The refinery's former owner, Switzerland's Petroplus, became insolvent in January, placing the fate of its plant and its 850 jobs at risk. The facility supplies about 20 percent of the fuel used in London and southeastern England.
Unions representing Coryton workers had urged the government to step in with funding while a new owner could be found but DECC issued a statement last week saying a subsidy wouldn't be feasible due to overcapacity in the refining industry and declining demand for gasoline, the BBC reported.
"If government did step in to help Coryton, this would be a short-term fix, and it could potentially lead to job losses at other refineries who would be at an unfair disadvantage to Coryton," a department spokesman said. "This was a very difficult decision and it is particularly regrettable that people may lose their jobs.
"The closure of Coryton as a refinery should not have any impact on supply of fuel to London and the southeast. There are many other supply points and operational refineries which can be used."
That brought an angry reaction from unions at the plant, who have staged protests this month demanding the government preserve the refinery as an integral part of Britain's energy infrastructure that puts $150 million into the local economy.
Len McCluskey, secretary-general of the British trade union UNITE, said DECC's decision not to invest in the refinery was hypocritical after Chancellor George Osborne's announcement Thursday of a scheme to provide low-cost funding to Britain's largest banks in a bid to kick-start lending.
"Last night, the Chancellor pledged to pump in at least ($220 billion) into the banking system to boost lending -- which bankers should be doing anyway as that's their job -- in an attempt to build a financial firewall against the situation in Greece.

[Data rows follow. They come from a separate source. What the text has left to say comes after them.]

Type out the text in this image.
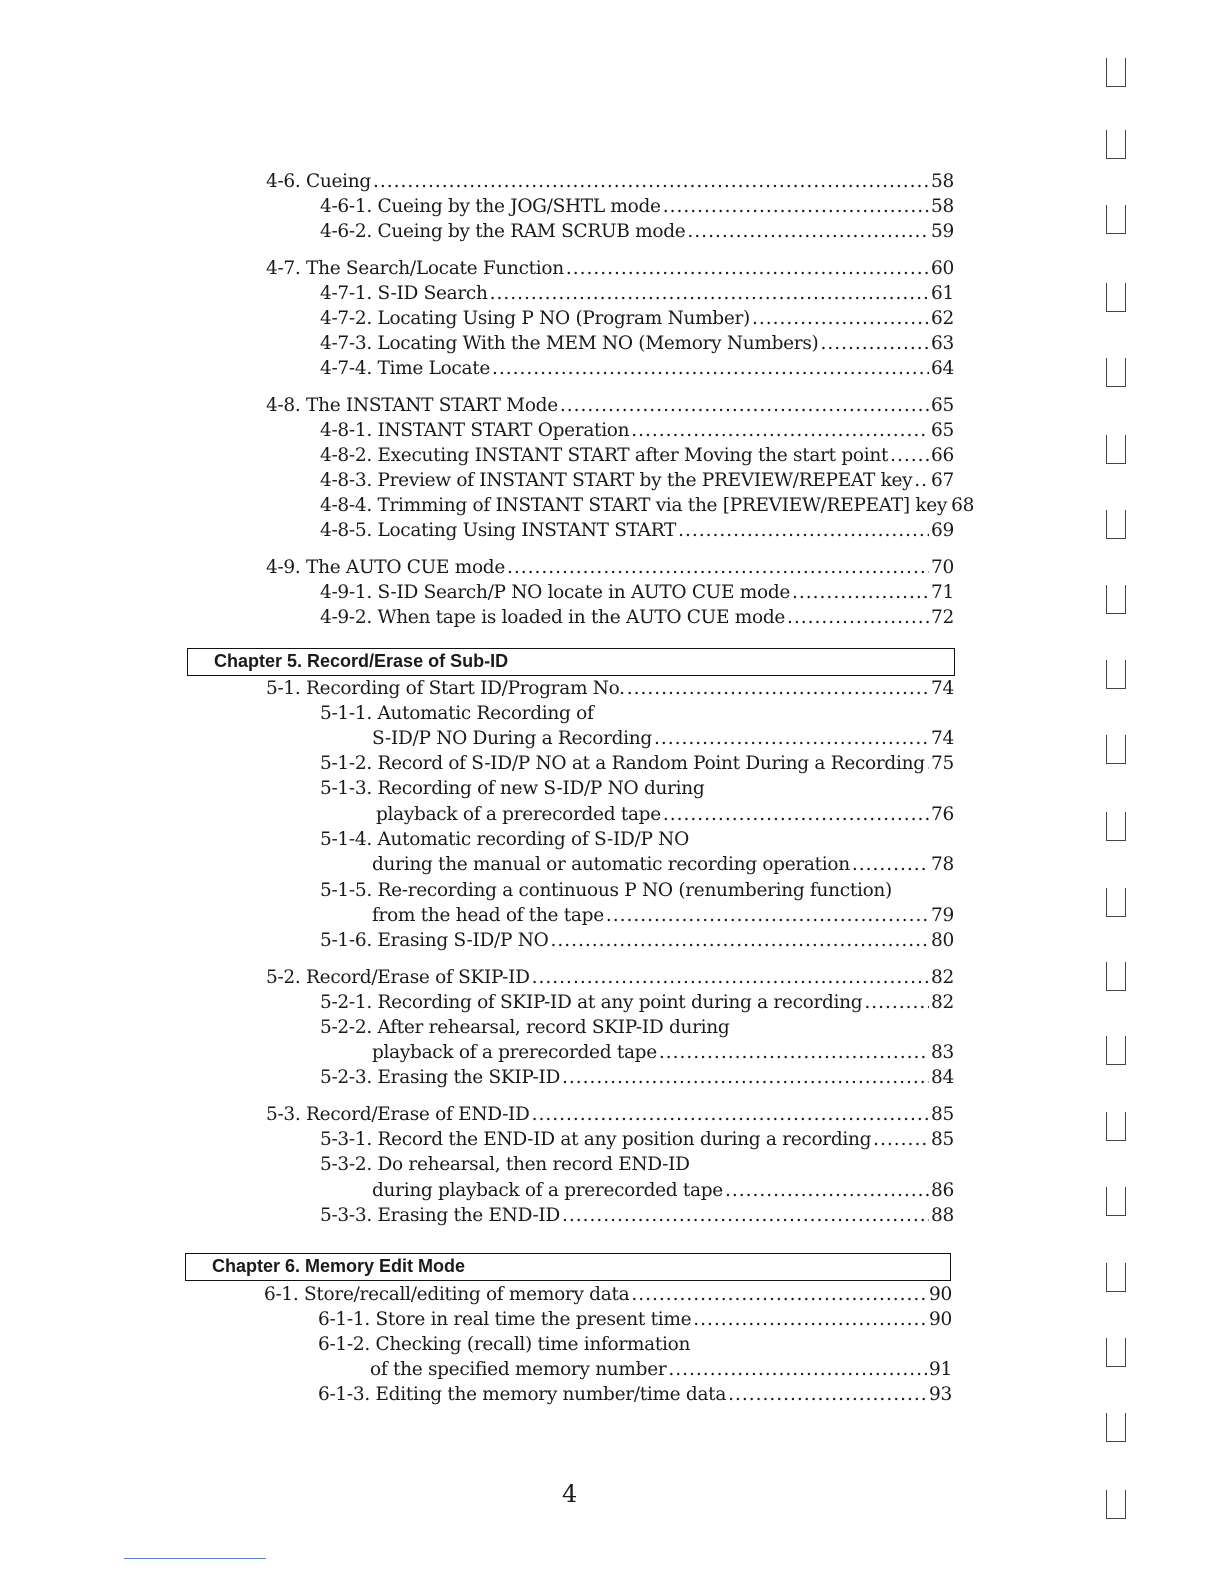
4-6. Cueing .....	58
4-6-1. Cueing by the JOG/SHTL mode .....	58
4-6-2. Cueing by the RAM SCRUB mode .....	59
4-7. The Search/Locate Function .....	60
4-7-1. S-ID Search .....	61
4-7-2. Locating Using P NO (Program Number) .....	62
4-7-3. Locating With the MEM NO (Memory Numbers) .....	63
4-7-4. Time Locate .....	64
4-8. The INSTANT START Mode .....	65
4-8-1. INSTANT START Operation .....	65
4-8-2. Executing INSTANT START after Moving the start point ..... 66
4-8-3. Preview of INSTANT START by the PREVIEW/REPEAT key ..... 67
4-8-4. Trimming of INSTANT START via the [PREVIEW/REPEAT] key 68
4-8-5. Locating Using INSTANT START .....	69
4-9. The AUTO CUE mode .....	70
4-9-1. S-ID Search/P NO locate in AUTO CUE mode .....	71
4-9-2. When tape is loaded in the AUTO CUE mode .....	72
Chapter 5. Record/Erase of Sub-ID
5-1. Recording of Start ID/Program No. .....	74
5-1-1. Automatic Recording of
S-ID/P NO During a Recording .....	74
5-1-2. Record of S-ID/P NO at a Random Point During a Recording ..... 75
5-1-3. Recording of new S-ID/P NO during
playback of a prerecorded tape .....	76
5-1-4. Automatic recording of S-ID/P NO
during the manual or automatic recording operation .....	78
5-1-5. Re-recording a continuous P NO (renumbering function)
from the head of the tape .....	79
5-1-6. Erasing S-ID/P NO .....	80
5-2. Record/Erase of SKIP-ID .....	82
5-2-1. Recording of SKIP-ID at any point during a recording .....	82
5-2-2. After rehearsal, record SKIP-ID during
playback of a prerecorded tape .....	83
5-2-3. Erasing the SKIP-ID .....	84
5-3. Record/Erase of END-ID .....	85
5-3-1. Record the END-ID at any position during a recording .....	85
5-3-2. Do rehearsal, then record END-ID
during playback of a prerecorded tape .....	86
5-3-3. Erasing the END-ID .....	88
Chapter 6. Memory Edit Mode
6-1. Store/recall/editing of memory data .....	90
6-1-1. Store in real time the present time .....	90
6-1-2. Checking (recall) time information
of the specified memory number .....	91
6-1-3. Editing the memory number/time data .....	93
4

"Yet a similar request from Unite for state aid in the short-term to tide over Coryton until a viable buyer is found to take over the oil refinery is dismissed by ministers out of hand. This is simply not good enough."
Analysts said layoffs at the plant could begin as soon as this week in Essex, with more job losses possible at an oil storage site at Teesside in northeastern England and a research and development site at Swansea in Wales.
Meanwhile, a former Russian energy minister is bidding to keep the refinery open.
Igor Yusufov, energy minister in Vladimir Putin's first term as Russian president, has emerged as sole bidder for the bankrupt refinery, The Financial Times reported Friday.
PriceWaterhouseCoopers, which is administering the bankrupt refinery, declined to comment on the report.
Labor Party Member of Parliament Richard Howitt told the newspaper Yusufov was a genuine bidder.
"I am aware of his bid, and have been assisting it," he said. "It did stall for awhile, but I put some efforts in trying to encourage the talks to get going again. The talks, certainly, as of [Thursday], are proceeding."